Have you ever noticed that we have a category for just about everything and everyone? Take a look around the lunch room or the office. You have your nerds, your jocks, your free spirits, your band geeks, your drama queens, your gamers, your potheads, your overachievers. We just tend to divide ourselves up by some arbitrary system of categorization. We call them cliques, and they’re as old as the human race.

These cliques are a common and even expected part of school and work, but what about our churches. We have the conservatives, the liberals, the traditionalists, and the progressives. We have the one cuppers, the multi-cuppers, the hand raisers, and the amen shouters. There are the clappers, the non-clappers, the pre-millenials and the amillenials. The institutional, the non-institutional, the Saturday night instrumentals, and the absolutely 100% non-instrumental, period.

There is definitely an “us and them” mentality within the church…and it’s been that way since the beginning.

We like to know what makes us us and what make them them. Where do we draw the line? What distinctions can we make so that the boundaries are clear? How can we nuance ourselves out of relationship with people we don’t necessarily like?

We are right.
They are not us.
Therefore, they are not right.

John had this same mentality. After all this time of following Jesus, look at what he proudly says to Jesus:

“Teacher,” said John, “we saw a man driving out demons in your name and we told him to stop, because he was not one of us.” 

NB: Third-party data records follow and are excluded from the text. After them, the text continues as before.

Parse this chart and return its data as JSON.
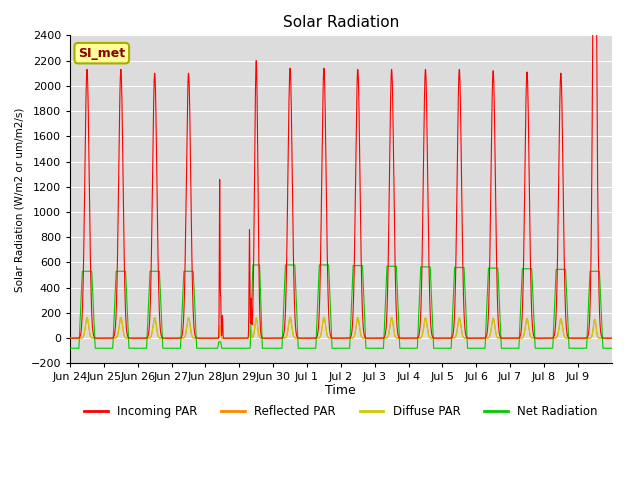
{
  "title": "Solar Radiation",
  "ylabel": "Solar Radiation (W/m2 or um/m2/s)",
  "xlabel": "Time",
  "ylim": [
    -200,
    2400
  ],
  "annotation": "SI_met",
  "bg_color": "#dcdcdc",
  "colors": {
    "incoming": "#ff0000",
    "reflected": "#ff8800",
    "diffuse": "#cccc00",
    "net": "#00cc00"
  },
  "legend": [
    "Incoming PAR",
    "Reflected PAR",
    "Diffuse PAR",
    "Net Radiation"
  ],
  "x_tick_labels": [
    "Jun 24",
    "Jun 25",
    "Jun 26",
    "Jun 27",
    "Jun 28",
    "Jun 29",
    "Jun 30",
    "Jul 1",
    "Jul 2",
    "Jul 3",
    "Jul 4",
    "Jul 5",
    "Jul 6",
    "Jul 7",
    "Jul 8",
    "Jul 9"
  ],
  "num_days": 16,
  "night_net": -80,
  "pts_per_day": 288
}
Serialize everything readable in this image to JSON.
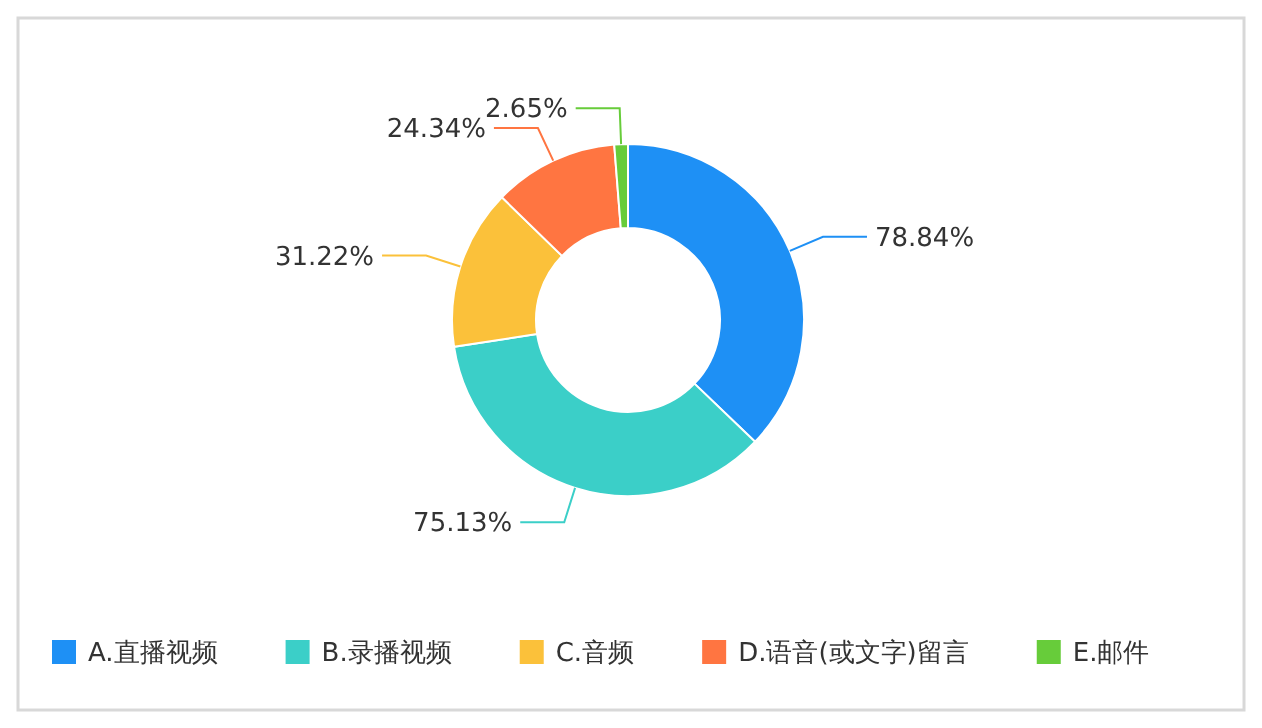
{
  "chart_data": {
    "type": "donut",
    "categories": [
      "A.直播视频",
      "B.录播视频",
      "C.音频",
      "D.语音(或文字)留言",
      "E.邮件"
    ],
    "values": [
      78.84,
      75.13,
      31.22,
      24.34,
      2.65
    ],
    "colors": [
      "#1e90f5",
      "#3bcfc8",
      "#fbc13a",
      "#ff7541",
      "#67cc3a"
    ],
    "value_labels": [
      "78.84%",
      "75.13%",
      "31.22%",
      "24.34%",
      "2.65%"
    ],
    "legend": "bottom"
  }
}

The great irony is that just a few verses earlier, Jesus’ own disciples were unable to drive out one demon. And now we’re told that there is someone not of the Twelve who is casting out multiple demons in Jesus’ name. And the disciples tell him to stop!

Why? Because he was defaming Jesus? Because he was wanting attention for himself? Because he was leading other people astray? No. Because he was not “one of us.”

We’re familiar and comfortable with the saying “Whoever is not for us is against us.” If someone doesn’t say the same things, believe the same things, dress the same way, support the same causes, sing the same songs in the same style…then they must of course be against everything we believe. If they are not for us, if they in fact are not us, then they must be against us.

But what does Jesus say?

Do not stop himNo one who does a miracle in my name can in the next moment say anything bad about me, for whoever is not against us is for us. I tell you the truth, anyone who gives you a cup of water in my name because you belong to Christ will certainly not lose his reward.”

Did you catch that? Whoever is not against us is for us. Jesus completely reverses the old adage that we love and cherish. He takes all our categories and labels and throws them out the window. Our way of determining us and them is turned on end.

And here’s the difference: Jesus is saying to start at the points of unity, not the points of division. What common ground do we and they both share? Let’s focus on that.

The disciples did it then, and we do it now. We tend to focus more on that which divides. We like to highlight the things that keep us on one side of the line and them on the other.

Jesus simply erases the line.

Begin on common ground. This man was doing the work of God in the name of Jesus. He was promoting the name and mission of Jesus. Sure, he may not have been one of Jesus’ closest disciples. He may not have had all the right answers. He may not have known as much about the Bible as others. He may have looked different, spoken differently, and worshiped differently. But that did not make him part of “them” rather than “us.”

I believe that the work of God is WAY bigger than we can ever realize. If there’s one thing we know about God is that he shows up and works in people and places we least expect. Who are we to limit God to working solely through “us?”

Whoever is not against us is for us.